Vaca Muerta deal with Chevron
Wednesday, December 31, 2014Judge: YPF must disclose contract
Federal Judge María José Sar-miento ordered state-controlled energy firm YPF yesterday to fully disclose details of its contract with US oil major Chevron sought by Radical (UCR) party lawmaker Manuel Garrido amid allegations of secret clauses in the agreement.
The Judge gave YPF 10 judicial working days to provide legislator Garrido with the information he requested, the judiciary’s internal news agency said.
YPF said it would appeal the ruling and that it met all obligations required of a company listed in Buenos Aires and New York.
“Everything done by YPF is within the law,” YPF said in a statement, where it added that a similar ruling had already been struck down at the Appeals’ Court where the case will now be taken, after Senator Rubén Giustiniani made demands equivalent to Garrido’s.
Chevron signed a deal in 2013 to explore the barely tapped Vaca Muerta shale formation — one of the world’ largest shale oil and gas formations —, an accord that marked the largest foreign investment in Argentina’s energy sector since the government nationalized Repsol’s controlling stake in YPF in 2012.
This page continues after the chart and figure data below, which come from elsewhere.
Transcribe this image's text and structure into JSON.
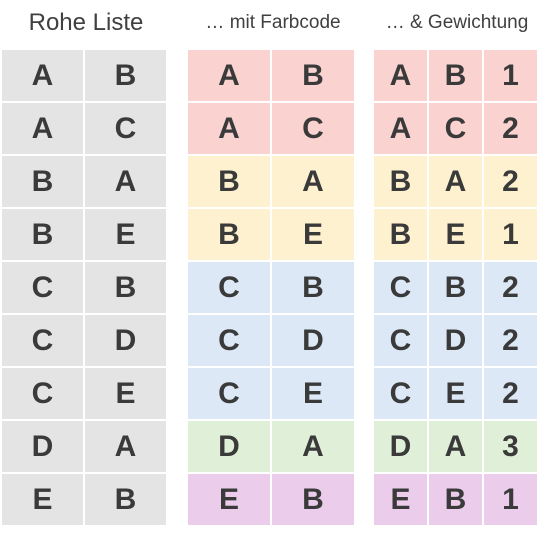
{
  "headers": {
    "raw": "Rohe Liste",
    "color": "… mit Farbcode",
    "weight": "… & Gewichtung"
  },
  "colors": {
    "gray": "#e4e4e4",
    "A": "#fad3d1",
    "B": "#fdf1cf",
    "C": "#dce8f6",
    "D": "#e0efd8",
    "E": "#ebcdeb"
  },
  "raw_rows": [
    [
      "A",
      "B"
    ],
    [
      "A",
      "C"
    ],
    [
      "B",
      "A"
    ],
    [
      "B",
      "E"
    ],
    [
      "C",
      "B"
    ],
    [
      "C",
      "D"
    ],
    [
      "C",
      "E"
    ],
    [
      "D",
      "A"
    ],
    [
      "E",
      "B"
    ]
  ],
  "color_rows": [
    [
      "A",
      "B"
    ],
    [
      "A",
      "C"
    ],
    [
      "B",
      "A"
    ],
    [
      "B",
      "E"
    ],
    [
      "C",
      "B"
    ],
    [
      "C",
      "D"
    ],
    [
      "C",
      "E"
    ],
    [
      "D",
      "A"
    ],
    [
      "E",
      "B"
    ]
  ],
  "weighted_rows": [
    [
      "A",
      "B",
      "1"
    ],
    [
      "A",
      "C",
      "2"
    ],
    [
      "B",
      "A",
      "2"
    ],
    [
      "B",
      "E",
      "1"
    ],
    [
      "C",
      "B",
      "2"
    ],
    [
      "C",
      "D",
      "2"
    ],
    [
      "C",
      "E",
      "2"
    ],
    [
      "D",
      "A",
      "3"
    ],
    [
      "E",
      "B",
      "1"
    ]
  ]
}
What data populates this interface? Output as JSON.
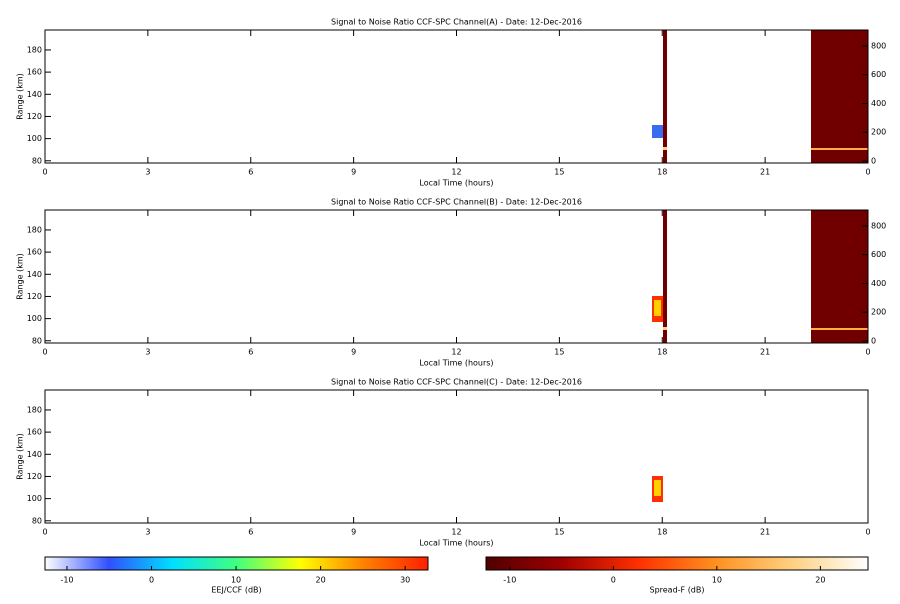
{
  "chart_data": [
    {
      "type": "heatmap",
      "title": "Signal to Noise Ratio CCF-SPC Channel(A) - Date: 12-Dec-2016",
      "x_label": "Local Time (hours)",
      "y_label": "Range (km)",
      "xlim": [
        0,
        24
      ],
      "xticks": [
        0,
        3,
        6,
        9,
        12,
        15,
        18,
        21,
        {
          "value": 24,
          "label": "0"
        }
      ],
      "ylim": [
        78,
        198
      ],
      "yticks": [
        80,
        100,
        120,
        140,
        160,
        180
      ],
      "y2lim": [
        -14,
        911
      ],
      "y2ticks": [
        0,
        200,
        400,
        600,
        800
      ]
    },
    {
      "type": "heatmap",
      "title": "Signal to Noise Ratio CCF-SPC Channel(B) - Date: 12-Dec-2016",
      "x_label": "Local Time (hours)",
      "y_label": "Range (km)",
      "xlim": [
        0,
        24
      ],
      "xticks": [
        0,
        3,
        6,
        9,
        12,
        15,
        18,
        21,
        {
          "value": 24,
          "label": "0"
        }
      ],
      "ylim": [
        78,
        198
      ],
      "yticks": [
        80,
        100,
        120,
        140,
        160,
        180
      ],
      "y2lim": [
        -14,
        911
      ],
      "y2ticks": [
        0,
        200,
        400,
        600,
        800
      ]
    },
    {
      "type": "heatmap",
      "title": "Signal to Noise Ratio CCF-SPC Channel(C) - Date: 12-Dec-2016",
      "x_label": "Local Time (hours)",
      "y_label": "Range (km)",
      "xlim": [
        0,
        24
      ],
      "xticks": [
        0,
        3,
        6,
        9,
        12,
        15,
        18,
        21,
        {
          "value": 24,
          "label": "0"
        }
      ],
      "ylim": [
        78,
        198
      ],
      "yticks": [
        80,
        100,
        120,
        140,
        160,
        180
      ]
    }
  ],
  "colorbars": [
    {
      "label": "EEJ/CCF (dB)",
      "xlim": [
        -12.6,
        32.7
      ],
      "xticks": [
        -10,
        0,
        10,
        20,
        30
      ],
      "colors": [
        "#ffffff",
        "#3050ff",
        "#00e0ff",
        "#40ff80",
        "#ffff00",
        "#ff8000",
        "#ff2000"
      ]
    },
    {
      "label": "Spread-F (dB)",
      "xlim": [
        -12.3,
        24.6
      ],
      "xticks": [
        -10,
        0,
        10,
        20
      ],
      "colors": [
        "#500000",
        "#a00000",
        "#ff3000",
        "#ff9020",
        "#ffd080",
        "#ffffff"
      ]
    }
  ]
}
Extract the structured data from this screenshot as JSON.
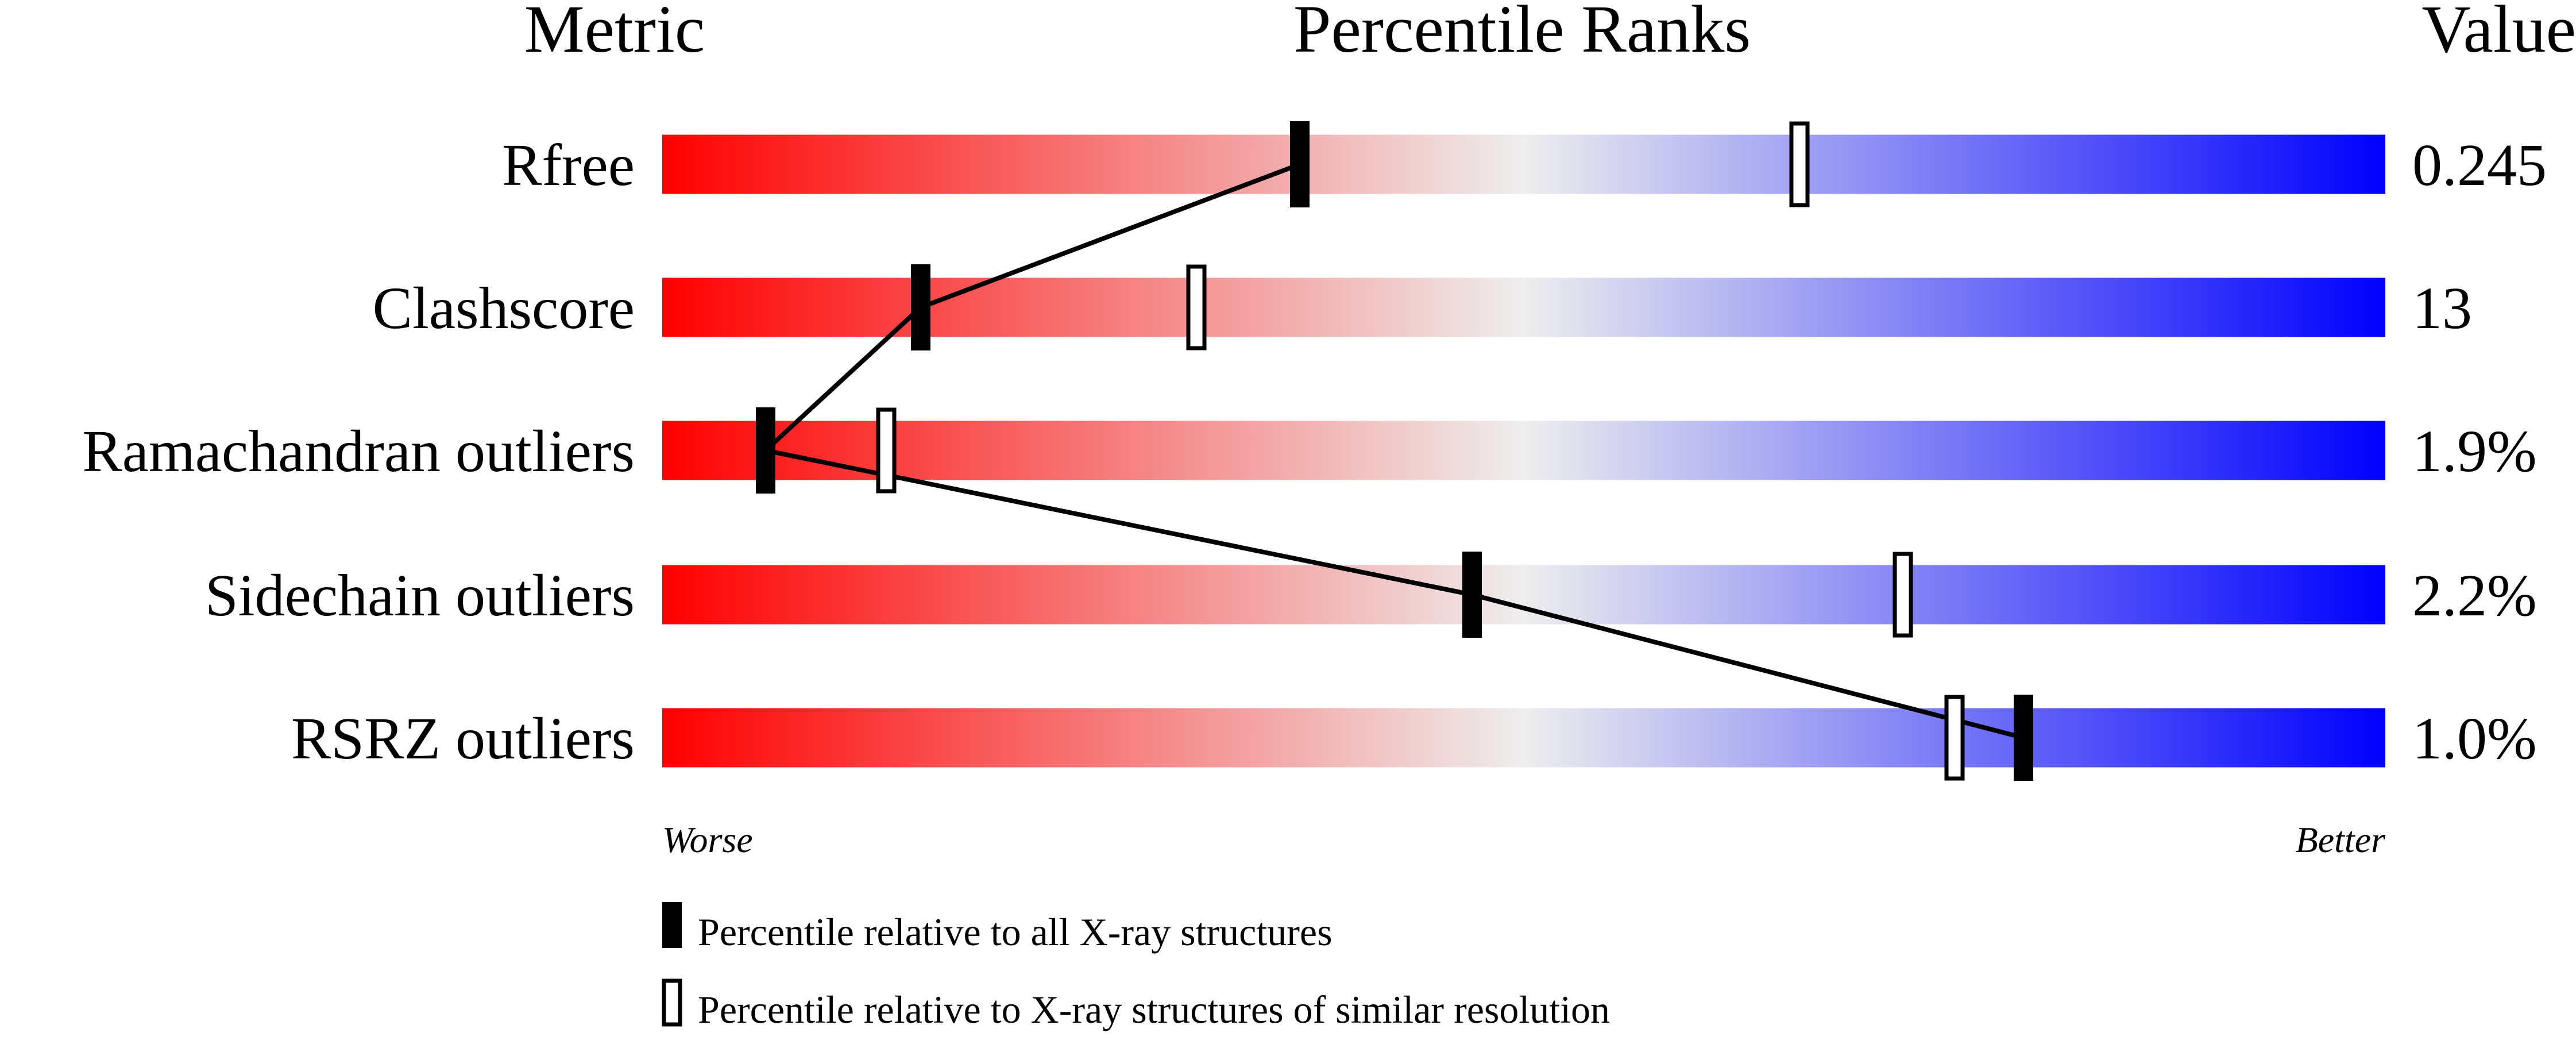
{
  "chart_data": {
    "type": "percentile-bar",
    "headers": {
      "metric": "Metric",
      "ranks": "Percentile Ranks",
      "value": "Value"
    },
    "xlim": [
      0,
      100
    ],
    "axis_labels": {
      "left": "Worse",
      "right": "Better"
    },
    "gradient_colors": [
      "#ff0000",
      "#eeeeee",
      "#0000ff"
    ],
    "rows": [
      {
        "metric": "Rfree",
        "value": "0.245",
        "percentile_all": 37,
        "percentile_similar": 66
      },
      {
        "metric": "Clashscore",
        "value": "13",
        "percentile_all": 15,
        "percentile_similar": 31
      },
      {
        "metric": "Ramachandran outliers",
        "value": "1.9%",
        "percentile_all": 6,
        "percentile_similar": 13
      },
      {
        "metric": "Sidechain outliers",
        "value": "2.2%",
        "percentile_all": 47,
        "percentile_similar": 72
      },
      {
        "metric": "RSRZ outliers",
        "value": "1.0%",
        "percentile_all": 79,
        "percentile_similar": 75
      }
    ],
    "legend": {
      "all": "Percentile relative to all X-ray structures",
      "similar": "Percentile relative to X-ray structures of similar resolution"
    }
  }
}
Opposition legislators have said they believe the secret clauses hand concessions to Chevron that undermine national interests.
Argentina passed a new law in October offering sweeteners to explorers to attract the estimated US$200 billion needed to exploit the non-conventional resource.
To date, Chevron and YPF have announced joint investments totaling US$2.8 billion, but that figure could reach as much as US$15 billion under the terms of the accord.